Eggplant Caponata - Original Recipe
Traditional Sicilian recipe for Eggplant Caponata (Caponata Siciliana) - Perfect to share on its own, as bruschetta or with pasta.
Ingredients
- 2 eggplant cubed, large
- vegetable oil for frying
- 2 celery sliced, stalks
- 2 tablespoon extra-virgin olive oil
- 1 onion finely cubed
- 2 garlic finely minced, cloves
- 200 g cherry tomato halved (or 4 large ripe tomatoes, roughly chopped
- 1-2 tablespoon capers rinsed and drained
- 3 tablespoon green olives pitted, or black olives
- 2 tablespoon pine nuts toasted
- 1 teaspoon tomato paste double concentrate
- 1 tablespoon brown sugar
- 1 tablespoon white wine vinegar
- basil fresh, handful, leaves
- oregano handful, fresh leaves
- sea salt to taste
- black pepper to taste
Instructions
- Cut the eggplants into medium-sized cubes, sprinkle with coarse salt and leave to rest in a colander for at least 30 minutes, with a weight over them, then qwash under running water and pat them dry with a clean cloth.
- In a large pan, fry the aubergines in abundant oil for 3 - 4 minutes, just enough time to have them golden brown. Use a slotted spoon to transfer the cubes on a plate covered with kitchen paper to absorb the oil in excess.
- Place the sliced celery in a pot of slightly salted boiling water and blanch for 1-2 minutes. Drain and transfer to a sieve covered with a kitchen cloth.

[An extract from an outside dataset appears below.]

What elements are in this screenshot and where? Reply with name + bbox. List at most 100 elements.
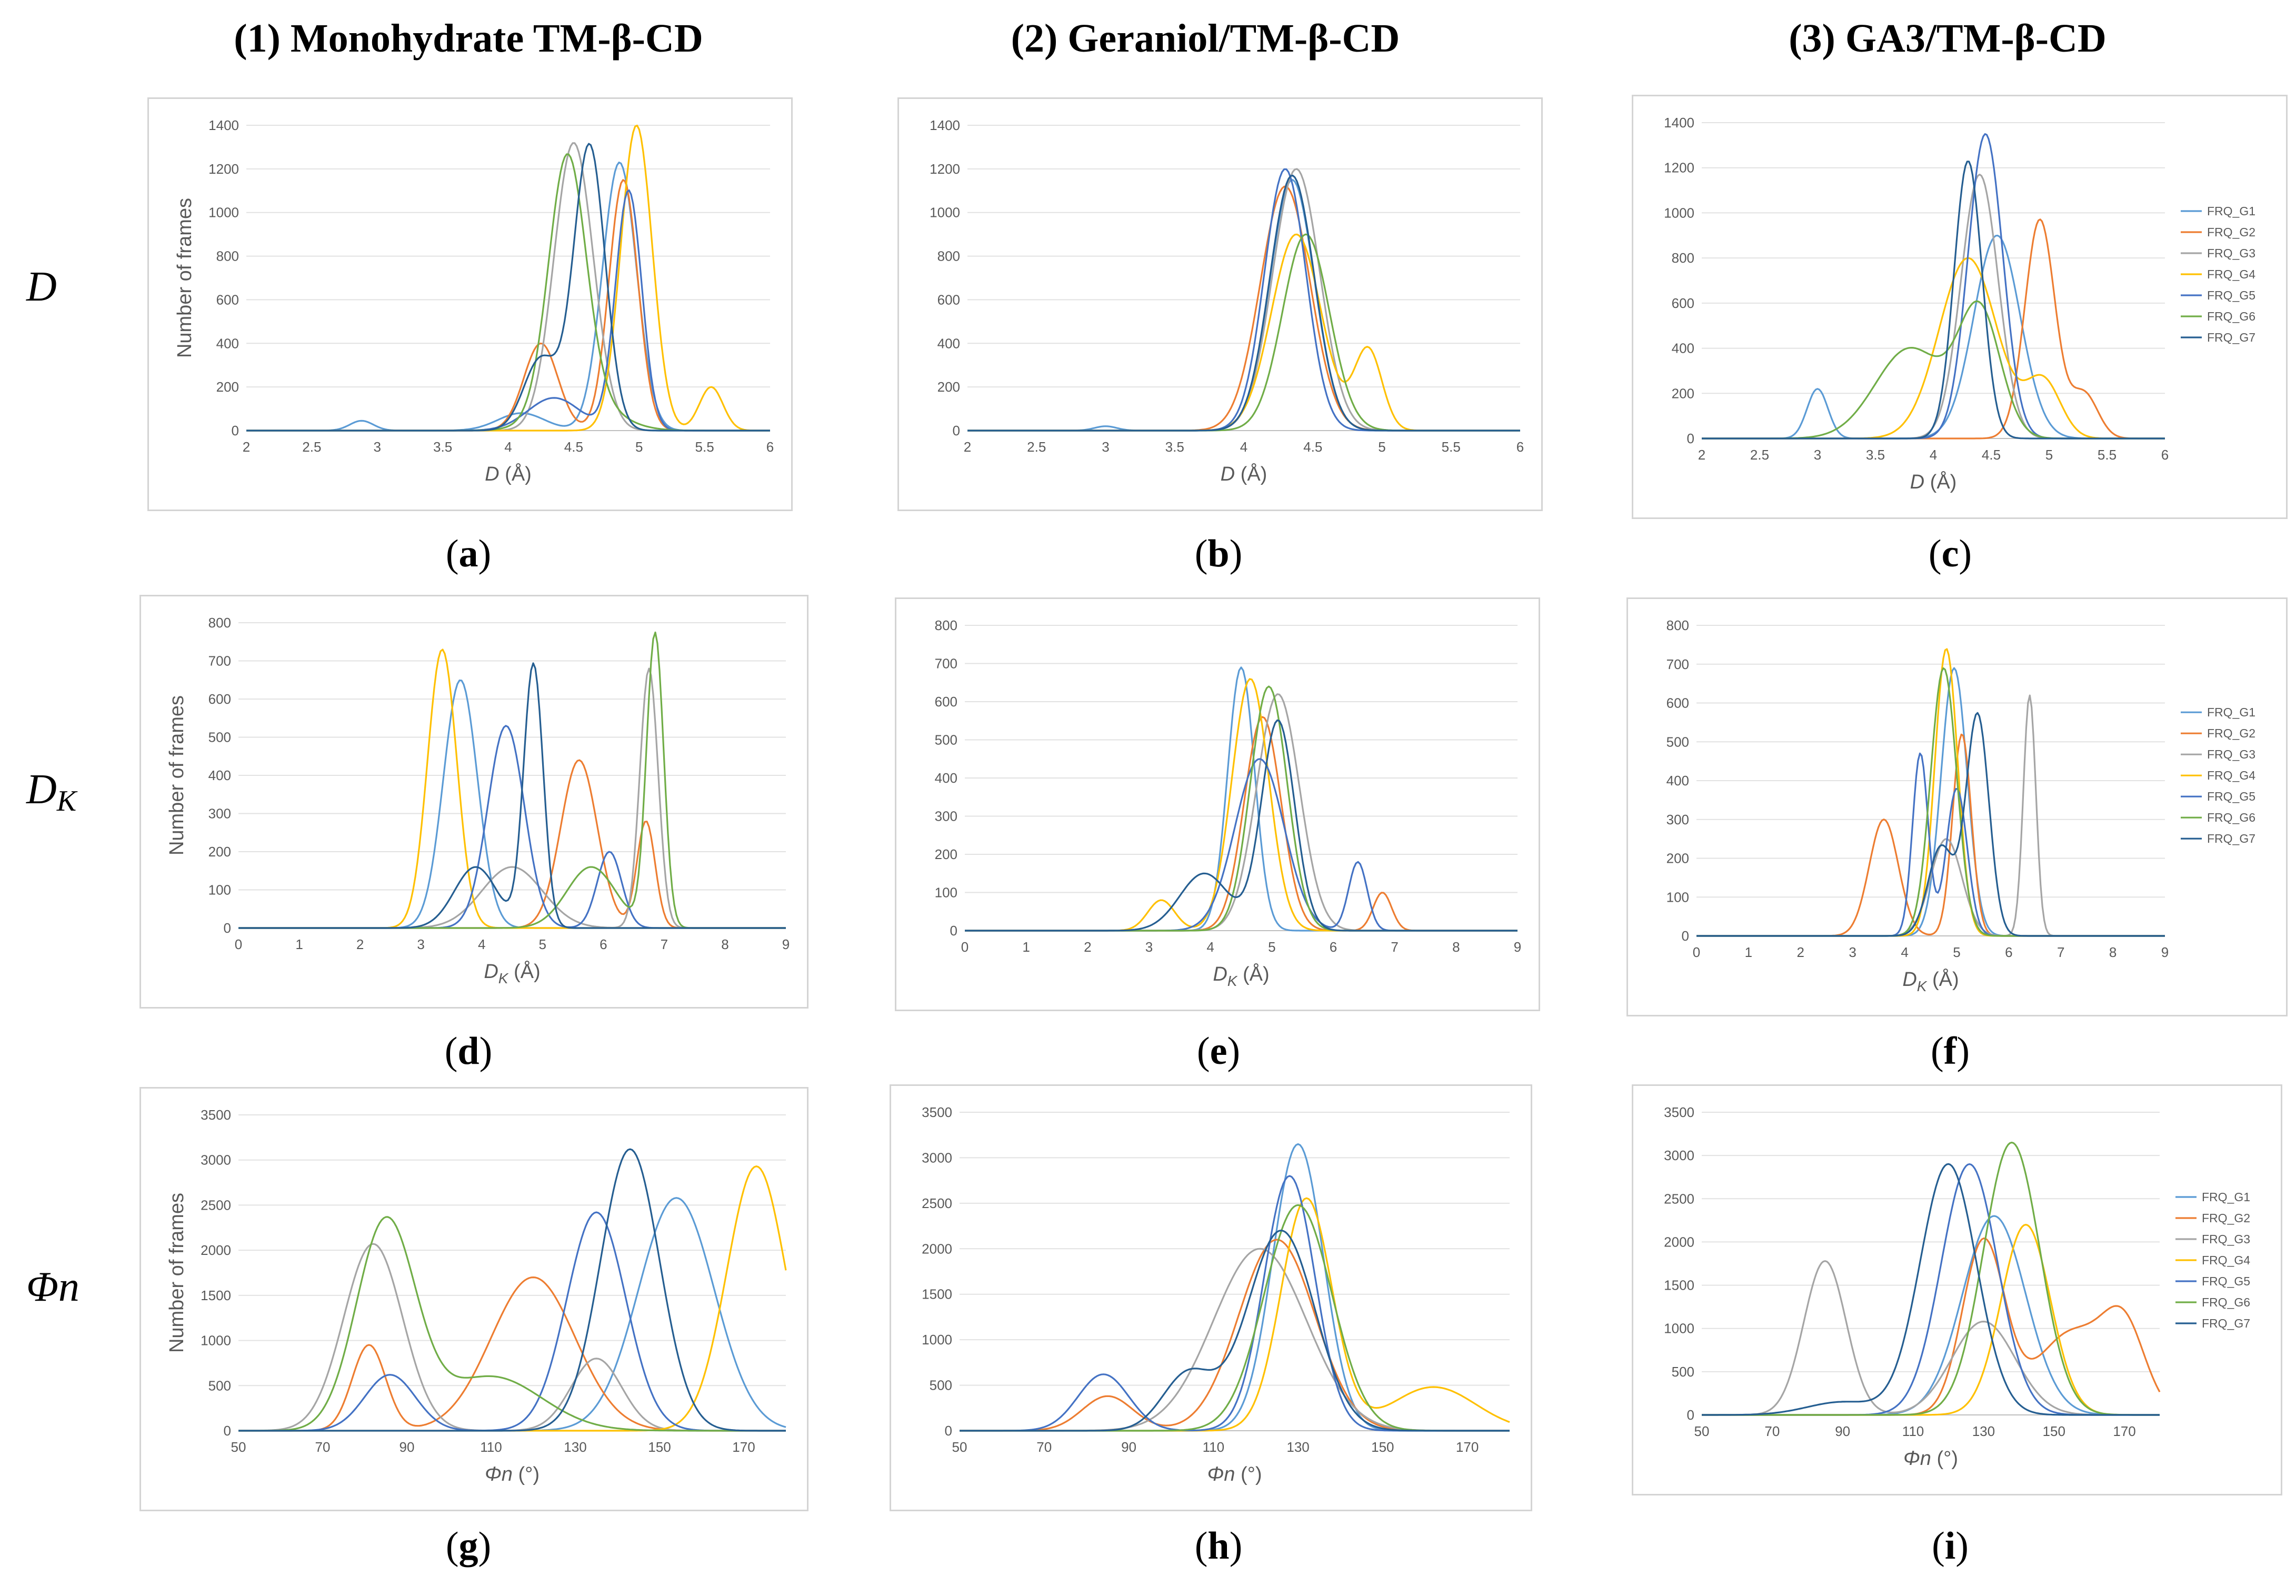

- Heat a large pan with the extra-virgin olive oil over medium-low heat. Add in chopped onion, garlic and tomatoes. Cook over low-heat until the onion is nicely caramelized and tomatoes are soft, about 5 minutes.
- Add in the capers, olives, toasted pine nuts, fried eggplant and blanched celery. Add in the tomato paste and one tablespoon of water, if you feel it's getting too dry.
- Sprinkle with sugar and drizzle with vinegar. Simmer until the vinegar has evaporated, then cover with a lid and cook for 10 minutes over low-heat, until all ingredients are cooked through.
- Top your caponata with teared basil leaves and oregano, drizzle with extra-virgin olive oil and serve.
Notes
- Storage tips:
- Store caponata in an airtight container, it keeps well in the fridge for up to 3 days.
Nutrition Information
Nutrition Facts
Serving: 4 Serving
Amount Per Serving
Calories 254
% Daily Value*
| Calories | 254kcal | 13% |
| Carbohydrates | 23g | 8% |
| Protein | 4g | 8% |
| Fat | 18g | 28% |
| Saturated Fat | 2g | 10% |
| Sodium | 57mg | 2% |
| Potassium | 738mg | 16% |
| Fiber | 8g | 32% |
| Sugar | 14g | 28% |
| Vitamin A | 339IU | 7% |
| Vitamin C | 19mg | 21% |
| Calcium | 41mg | 4% |
| Iron | 1mg | 6% |
* Percent Daily Values are based on a 2,000 calorie diet.